O que ainda precisa ser estudado
Apesar dos resultados promissores, a pesquisa envolveu poucos cães, o que limita as conclusões. Os cientistas acreditam que novas investigações com amostras maiores poderão revelar se essa capacidade está presente em mais raças ou se depende de fatores genéticos e ambientais.
Outro ponto em aberto é entender como o cérebro canino organiza os significados. Os estudos atuais sugerem que o aprendizado ocorre de maneira similar à das crianças, mas ainda faltam evidências neurocientíficas mais precisas.
Além disso, os pesquisadores buscam descobrir se esses cães conseguem aplicar esse tipo de raciocínio a situações mais complexas, como comandos compostos ou objetos com múltiplas funções.

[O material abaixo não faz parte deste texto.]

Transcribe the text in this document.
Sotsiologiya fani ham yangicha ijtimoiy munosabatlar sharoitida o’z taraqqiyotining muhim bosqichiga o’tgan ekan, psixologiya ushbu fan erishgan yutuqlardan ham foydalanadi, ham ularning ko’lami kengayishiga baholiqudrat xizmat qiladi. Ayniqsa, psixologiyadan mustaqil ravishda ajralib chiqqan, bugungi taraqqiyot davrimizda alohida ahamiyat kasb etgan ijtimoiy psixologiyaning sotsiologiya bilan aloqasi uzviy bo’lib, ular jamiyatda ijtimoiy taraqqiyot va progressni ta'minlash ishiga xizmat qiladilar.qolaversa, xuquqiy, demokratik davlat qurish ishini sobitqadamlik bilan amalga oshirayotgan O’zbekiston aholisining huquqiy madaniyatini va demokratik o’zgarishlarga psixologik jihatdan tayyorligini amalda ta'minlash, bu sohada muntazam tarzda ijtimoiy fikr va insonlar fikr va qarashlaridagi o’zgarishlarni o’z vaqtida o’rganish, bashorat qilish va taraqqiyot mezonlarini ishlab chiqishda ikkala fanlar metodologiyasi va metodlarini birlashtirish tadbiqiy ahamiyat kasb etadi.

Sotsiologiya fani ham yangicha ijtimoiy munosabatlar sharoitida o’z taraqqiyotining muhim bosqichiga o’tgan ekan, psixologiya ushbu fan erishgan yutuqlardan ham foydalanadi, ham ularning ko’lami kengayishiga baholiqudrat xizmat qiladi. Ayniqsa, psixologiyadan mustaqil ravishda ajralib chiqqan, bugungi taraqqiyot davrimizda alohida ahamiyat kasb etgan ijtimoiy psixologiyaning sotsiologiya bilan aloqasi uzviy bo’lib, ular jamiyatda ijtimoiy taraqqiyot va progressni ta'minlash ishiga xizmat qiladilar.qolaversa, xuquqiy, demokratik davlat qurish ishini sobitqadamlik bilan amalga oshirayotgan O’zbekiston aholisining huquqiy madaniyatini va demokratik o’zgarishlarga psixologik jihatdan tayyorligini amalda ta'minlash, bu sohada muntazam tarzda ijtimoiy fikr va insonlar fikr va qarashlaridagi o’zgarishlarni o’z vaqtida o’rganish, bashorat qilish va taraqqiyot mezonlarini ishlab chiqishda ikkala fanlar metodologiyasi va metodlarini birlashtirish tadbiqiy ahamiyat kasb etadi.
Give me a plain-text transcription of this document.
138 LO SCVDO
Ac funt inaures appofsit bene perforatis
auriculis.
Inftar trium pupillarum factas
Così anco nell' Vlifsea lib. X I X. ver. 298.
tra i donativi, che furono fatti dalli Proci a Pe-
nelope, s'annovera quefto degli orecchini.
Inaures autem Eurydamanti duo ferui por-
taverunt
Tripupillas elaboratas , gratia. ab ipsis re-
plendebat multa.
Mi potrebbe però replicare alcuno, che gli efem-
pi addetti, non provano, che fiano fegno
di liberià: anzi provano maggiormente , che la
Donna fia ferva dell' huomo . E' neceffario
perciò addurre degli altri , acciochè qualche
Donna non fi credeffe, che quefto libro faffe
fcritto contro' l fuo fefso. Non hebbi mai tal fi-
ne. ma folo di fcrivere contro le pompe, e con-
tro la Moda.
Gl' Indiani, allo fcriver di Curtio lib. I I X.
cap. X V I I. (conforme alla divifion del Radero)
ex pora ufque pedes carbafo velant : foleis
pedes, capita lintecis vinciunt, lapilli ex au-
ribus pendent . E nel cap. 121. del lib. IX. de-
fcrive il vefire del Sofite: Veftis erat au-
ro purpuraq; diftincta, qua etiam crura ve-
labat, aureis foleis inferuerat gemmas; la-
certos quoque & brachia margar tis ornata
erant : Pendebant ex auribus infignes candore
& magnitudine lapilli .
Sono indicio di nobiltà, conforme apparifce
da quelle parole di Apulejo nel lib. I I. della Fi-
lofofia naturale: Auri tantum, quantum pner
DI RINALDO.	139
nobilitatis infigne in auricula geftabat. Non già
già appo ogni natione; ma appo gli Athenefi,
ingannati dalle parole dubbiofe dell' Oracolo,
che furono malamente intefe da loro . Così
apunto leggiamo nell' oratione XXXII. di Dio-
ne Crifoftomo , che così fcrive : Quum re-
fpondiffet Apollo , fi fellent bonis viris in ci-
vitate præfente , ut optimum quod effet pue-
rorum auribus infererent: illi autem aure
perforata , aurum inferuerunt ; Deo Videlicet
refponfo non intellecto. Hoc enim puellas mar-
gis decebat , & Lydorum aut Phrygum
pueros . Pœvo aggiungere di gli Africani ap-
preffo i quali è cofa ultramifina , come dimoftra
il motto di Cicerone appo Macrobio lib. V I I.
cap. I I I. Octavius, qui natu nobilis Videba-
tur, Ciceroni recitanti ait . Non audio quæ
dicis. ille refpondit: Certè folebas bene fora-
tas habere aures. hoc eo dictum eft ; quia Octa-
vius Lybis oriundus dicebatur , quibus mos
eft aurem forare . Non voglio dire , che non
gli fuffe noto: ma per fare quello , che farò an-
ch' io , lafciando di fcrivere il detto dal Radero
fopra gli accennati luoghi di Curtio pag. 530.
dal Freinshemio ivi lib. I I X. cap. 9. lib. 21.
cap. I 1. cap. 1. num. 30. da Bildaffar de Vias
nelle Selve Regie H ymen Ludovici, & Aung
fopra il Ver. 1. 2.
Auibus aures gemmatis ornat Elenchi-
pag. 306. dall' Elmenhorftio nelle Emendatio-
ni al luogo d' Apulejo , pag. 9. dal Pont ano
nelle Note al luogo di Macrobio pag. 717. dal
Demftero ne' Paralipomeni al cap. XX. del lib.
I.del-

A importância dessa descoberta
O estudo da Universidade Eötvös Loránd representa um avanço importante na ciência animal. Ele mostra que a inteligência canina é mais sofisticada do que o senso comum imagina. Esses cães “superdotados” são um exemplo de como a convivência com humanos pode desenvolver capacidades cognitivas surpreendentes.
Para tutores, a mensagem é clara: interação, paciência e estímulo mental fazem diferença. Mesmo que seu cão não memorize dezenas de palavras, ele pode compreender muito mais do que você imagina — especialmente quando há afeto e comunicação envolvida.
Considerações finais
Cães são animais altamente sociais e atentos ao comportamento humano. Alguns, porém, vão além: conseguem interpretar o mundo de forma funcional, reconhecendo o propósito dos objetos e das ações. Essa descoberta desafia fronteiras entre o aprendizado animal e o humano, e mostra que a linguagem, mesmo que rudimentar, pode estar mais presente no reino animal do que se pensava.
Estimular o raciocínio, falar com os cães e oferecer experiências variadas são formas de ampliar essa conexão. Afinal, entender o que seu cão “pensa” talvez esteja mais perto da realidade do que parece — e ele pode estar compreendendo muito mais do que apenas o som da sua voz.